Spirits of the Jaguar is a BBC nature documentary which aired on BBC Two in 1996. Narrated by Alan Ereira and created by Paul Reddish, the series documents the indigenous civilisations of Latin America and the Caribbean, and the relationship with the animals around them. It was part of the BBC Natural History Unit's Continents block.

==Episodes==
1. The Forging of a New World

This episode talks about the volcanic origins of the Latin American region, and also looks at the evolution of its wildlife.

2. Forests of the Maya

This episode looks at the Maya civilization of southern Mexico and Central America and the animals which featured in their mythology, notably the jaguar.
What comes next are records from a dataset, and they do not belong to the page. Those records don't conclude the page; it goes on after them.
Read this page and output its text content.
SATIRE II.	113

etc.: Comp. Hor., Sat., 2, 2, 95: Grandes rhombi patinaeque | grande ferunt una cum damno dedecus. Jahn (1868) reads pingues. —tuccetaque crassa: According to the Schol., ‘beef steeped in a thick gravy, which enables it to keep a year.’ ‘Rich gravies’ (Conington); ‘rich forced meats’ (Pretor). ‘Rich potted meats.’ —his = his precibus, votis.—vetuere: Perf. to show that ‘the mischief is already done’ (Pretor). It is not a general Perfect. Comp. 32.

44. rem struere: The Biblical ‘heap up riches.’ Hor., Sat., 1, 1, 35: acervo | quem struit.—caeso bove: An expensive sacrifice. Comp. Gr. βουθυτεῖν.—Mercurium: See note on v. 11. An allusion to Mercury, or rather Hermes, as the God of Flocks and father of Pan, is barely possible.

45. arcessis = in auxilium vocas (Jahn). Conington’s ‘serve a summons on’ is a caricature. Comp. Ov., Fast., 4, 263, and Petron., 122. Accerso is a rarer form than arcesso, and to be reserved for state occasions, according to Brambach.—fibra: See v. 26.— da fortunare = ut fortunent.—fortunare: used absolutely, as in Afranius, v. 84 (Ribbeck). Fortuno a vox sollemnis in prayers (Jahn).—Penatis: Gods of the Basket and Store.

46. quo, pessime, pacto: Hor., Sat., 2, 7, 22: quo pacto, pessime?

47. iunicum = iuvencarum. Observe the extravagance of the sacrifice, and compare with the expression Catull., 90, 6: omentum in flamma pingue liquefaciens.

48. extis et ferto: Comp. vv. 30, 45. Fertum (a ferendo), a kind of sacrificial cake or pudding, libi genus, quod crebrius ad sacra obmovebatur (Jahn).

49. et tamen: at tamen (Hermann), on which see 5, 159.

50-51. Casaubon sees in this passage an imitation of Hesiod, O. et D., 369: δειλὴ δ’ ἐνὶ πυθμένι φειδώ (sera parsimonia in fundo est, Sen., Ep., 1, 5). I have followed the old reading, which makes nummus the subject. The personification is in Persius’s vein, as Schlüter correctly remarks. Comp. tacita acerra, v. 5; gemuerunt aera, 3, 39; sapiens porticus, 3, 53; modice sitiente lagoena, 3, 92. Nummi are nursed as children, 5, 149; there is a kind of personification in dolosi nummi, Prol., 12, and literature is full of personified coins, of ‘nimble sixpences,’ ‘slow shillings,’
3. Hunters of the Caribbean Sea

The penultimate episode looks at the Taino, who immigrated to the Caribbean 2000 years ago, the marine animals which provided food for the indigenous people, and ultimately, how they met their end when Christoper Columbus arrived in the region in 1492.

4. The Fifth World of the Aztecs

The final episode documents the rise and fall of the Aztecs, a powerful indigenous civilization which dominated northern Mexico, and the animals which inspired their mythology.